Photo of David Rees David Rees Labour 3:10, 31 January 2018

Cabinet Secretary, I welcome the 111 approach in south-west Wales because, clearly, that is one way of choosing well, making sure we get the right choices and avoiding going to a GP out-of-hours unnecessarily. But we also need the GP out-of-hours with certain things that are necessary. As such, I'm aware that there are challenges facing these services because GPs aren't coming forward to take on those practices. In my own area, Neath Port Talbot, there's a very serious concern about some of the sessions being covered by GPs and the lack of them coming forward. What is the Welsh Government going to do to ensure that we don't lose that service in the locality? Because the Afan valley people, having to go to a GP— if they end up having to go to Morriston, it's a very long way and they're unlikely to go there by themselves: they end up calling an ambulance. It's not the right way we should be doing it. We should be making sure that the local GP out-of-hours is there for them, in that locality, if needed.

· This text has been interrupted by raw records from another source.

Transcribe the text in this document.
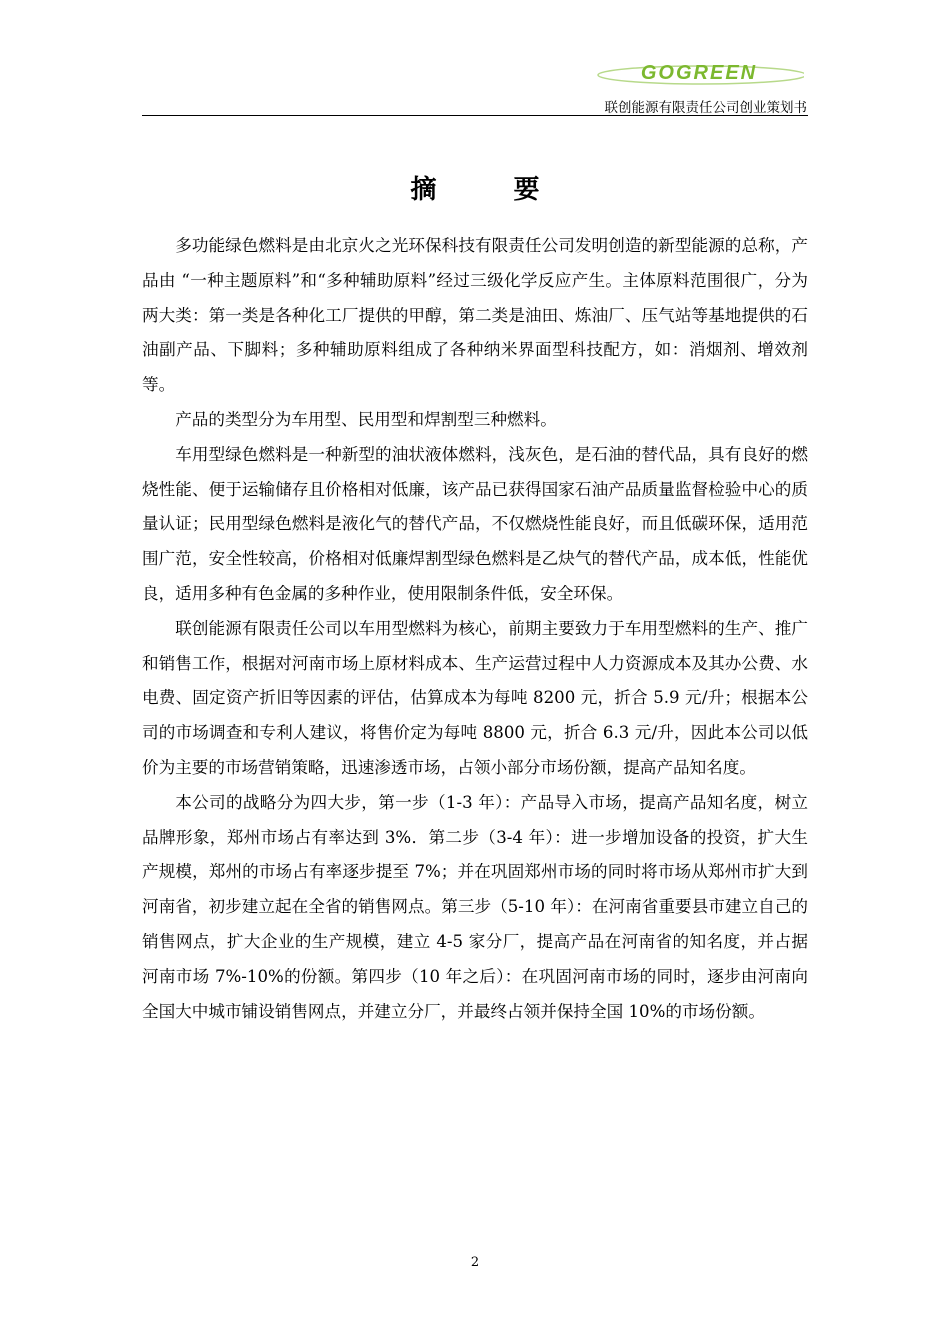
GOGREEN
联创能源有限责任公司创业策划书
摘 要

多功能绿色燃料是由北京火之光环保科技有限责任公司发明创造的新型能源的总称，产品由 “一种主题原料”和“多种辅助原料”经过三级化学反应产生。主体原料范围很广，分为两大类：第一类是各种化工厂提供的甲醇，第二类是油田、炼油厂、压气站等基地提供的石油副产品、下脚料；多种辅助原料组成了各种纳米界面型科技配方，如：消烟剂、增效剂等。

产品的类型分为车用型、民用型和焊割型三种燃料。

车用型绿色燃料是一种新型的油状液体燃料，浅灰色，是石油的替代品，具有良好的燃烧性能、便于运输储存且价格相对低廉，该产品已获得国家石油产品质量监督检验中心的质量认证；民用型绿色燃料是液化气的替代产品，不仅燃烧性能良好，而且低碳环保，适用范围广范，安全性较高，价格相对低廉焊割型绿色燃料是乙炔气的替代产品，成本低，性能优良，适用多种有色金属的多种作业，使用限制条件低，安全环保。

联创能源有限责任公司以车用型燃料为核心，前期主要致力于车用型燃料的生产、推广和销售工作，根据对河南市场上原材料成本、生产运营过程中人力资源成本及其办公费、水电费、固定资产折旧等因素的评估，估算成本为每吨 8200 元，折合 5.9 元/升；根据本公司的市场调查和专利人建议，将售价定为每吨 8800 元，折合 6.3 元/升，因此本公司以低价为主要的市场营销策略，迅速渗透市场，占领小部分市场份额，提高产品知名度。

本公司的战略分为四大步，第一步（1-3 年）：产品导入市场，提高产品知名度，树立品牌形象，郑州市场占有率达到 3%．第二步（3-4 年）：进一步增加设备的投资，扩大生产规模，郑州的市场占有率逐步提至 7%；并在巩固郑州市场的同时将市场从郑州市扩大到河南省，初步建立起在全省的销售网点。第三步（5-10 年）：在河南省重要县市建立自己的销售网点，扩大企业的生产规模，建立 4-5 家分厂，提高产品在河南省的知名度，并占据河南市场 7%-10%的份额。第四步（10 年之后）：在巩固河南市场的同时，逐步由河南向全国大中城市铺设销售网点，并建立分厂，并最终占领并保持全国 10%的市场份额。

2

Photo of Vaughan Gething Vaughan Gething Labour 3:11, 31 January 2018

Yes, and I think that's the point: if needed, and who is the right healthcare professional. Part of the success of 111 has been the fact that most of the system that was introduced in England was actually a group of non-clinical call handlers with an algorithm—a script to go through. Often that was rather more cautious and ended up directing people into accident and emergency departments when it wasn't necessarily the right thing for them to do. In Wales, we've spent more time on developing a proper clinical desk. So, you normally have a GP, you normally have a nurse and a pharmacist, and now we're introducing a therapist, and there is often a physiotherapist. So, you get that broader team in actually answering the call at the first port of call as well, and it's been successful. There's been evidence and evaluations that have been undertaken by Sheffield university medical research centre, which shows good practice in the roll-out of 111 here in Wales and a good reason to roll it out. That has to go alongside the extra robustness of having the right healthcare professionals, including, of course, GPs, within the service. I do recognise the fragility we have in some parts of our system here in Wales; that's why getting 111 right will really make a difference so that those GPs who do take part will want to continue to staff our out-of-hours service.